Why laze by a pool in Algarve year after year when you can get lost in the souks of Dubai, haggle over tagines in Marrakech, take a boat ride down the Bosphorus in Istanbul, have traditional pastizzi in Valletta, take a midnight motor ride in Kigali, watch the most mesmerising sunset in Kuala Lumpur?

Why worry about the traffic when you can look out and enjoy the journey?

I am typing this as I sit in my hotel room, following an evening spent frolicking in the crystal clear waters of the Mediterranean and watching the sunset over the bay one last time. I look back and remember the good, the great, the grand, and yes, the not so good as well.

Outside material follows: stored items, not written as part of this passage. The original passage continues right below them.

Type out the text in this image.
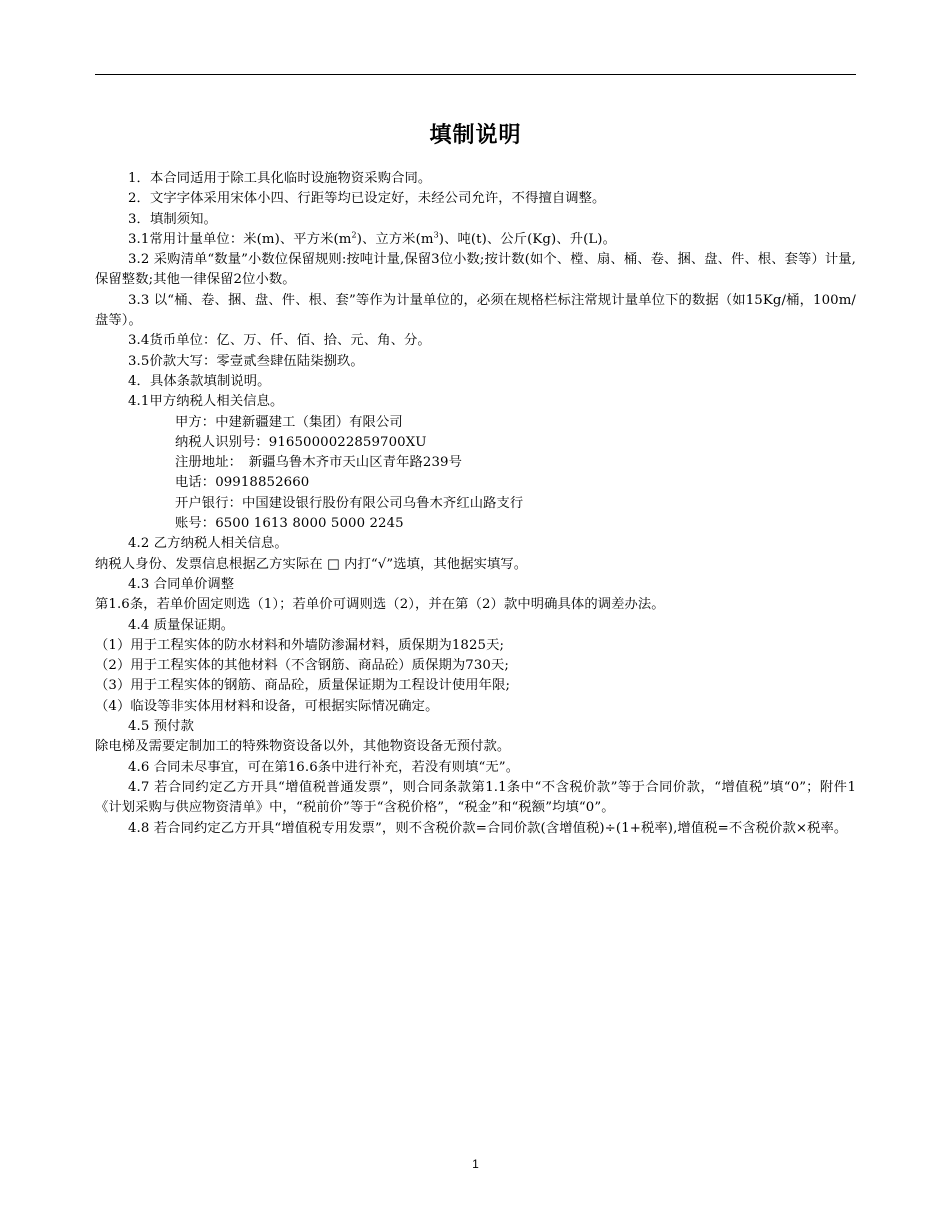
填制说明

1．本合同适用于除工具化临时设施物资采购合同。

2．文字字体采用宋体小四、行距等均已设定好，未经公司允许，不得擅自调整。

3．填制须知。

3.1常用计量单位：米(m)、平方米$(m^2)$、立方米$(m^3)$、吨(t)、公斤(Kg)、升(L)。

3.2 采购清单“数量”小数位保留规则:按吨计量,保留3位小数;按计数(如个、樘、扇、桶、卷、捆、盘、件、根、套等）计量,保留整数;其他一律保留2位小数。

3.3 以“桶、卷、捆、盘、件、根、套”等作为计量单位的，必须在规格栏标注常规计量单位下的数据（如15Kg/桶，100m/盘等）。

3.4货币单位：亿、万、仟、佰、拾、元、角、分。

3.5价款大写：零壹贰叁肆伍陆柒捌玖。

4．具体条款填制说明。

4.1甲方纳税人相关信息。

甲方：中建新疆建工（集团）有限公司

纳税人识别号：9165000022859700XU

注册地址：　新疆乌鲁木齐市天山区青年路239号

电话：09918852660

开户银行：中国建设银行股份有限公司乌鲁木齐红山路支行

账号：6500 1613 8000 5000 2245

4.2 乙方纳税人相关信息。

纳税人身份、发票信息根据乙方实际在 □ 内打“√”选填，其他据实填写。

4.3 合同单价调整

第1.6条，若单价固定则选（1）；若单价可调则选（2），并在第（2）款中明确具体的调差办法。

4.4 质量保证期。

（1）用于工程实体的防水材料和外墙防渗漏材料，质保期为1825天;

（2）用于工程实体的其他材料（不含钢筋、商品砼）质保期为730天;

（3）用于工程实体的钢筋、商品砼，质量保证期为工程设计使用年限;

（4）临设等非实体用材料和设备，可根据实际情况确定。

4.5 预付款

除电梯及需要定制加工的特殊物资设备以外，其他物资设备无预付款。

4.6 合同未尽事宜，可在第16.6条中进行补充，若没有则填“无”。

4.7 若合同约定乙方开具“增值税普通发票”，则合同条款第1.1条中“不含税价款”等于合同价款，“增值税”填“0”；附件1《计划采购与供应物资清单》中，“税前价”等于“含税价格”，“税金”和“税额”均填“0”。

4.8 若合同约定乙方开具“增值税专用发票”，则不含税价款=合同价款(含增值税)÷(1+税率),增值税=不含税价款×税率。

1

The one-way lane that led nowhere as we were trying to reach the well-off-the-beaten-track Wied il-Mielah arch in northern Gozo, getting to the much lauded Xlendi Bay the same afternoon to find out there wasn’t actually a beach to swim in, the long wait for the ferry on the way back to Malta, spending €10 to get into St John’s Co-Cathedral and finding it over-crowded and overly commercial, the many a scenic route taken which would have cleared any kidney stone had we been suffering them.

All this, and alongside some of our best new memories to remember in old age, a surprisingly fun bus tour of the capital Valetta with our friendly guide Ainsley, a magical evening spent enjoying picture perfect views of the harbour and dining on fresh fish in Marsaxlokk, our first evening trying out Maltese delicacies and watching Maltese folklore, exploring the alleyways of the old cities of Mdina in Malta and Citadella in Gozo…

I’d rather take the journeys most are too lazy, ignorant or fearful to take and let the journey change me and shape me into the old traveller I will doubtless becomes, with memories in her heart and tales to tell her grandchildren of distant shores. Because, in the words of great Jack Kerouac, “in the end, you won’t remember the time you spent working in the office or mowing your lawn. Climb that goddamn mountain.”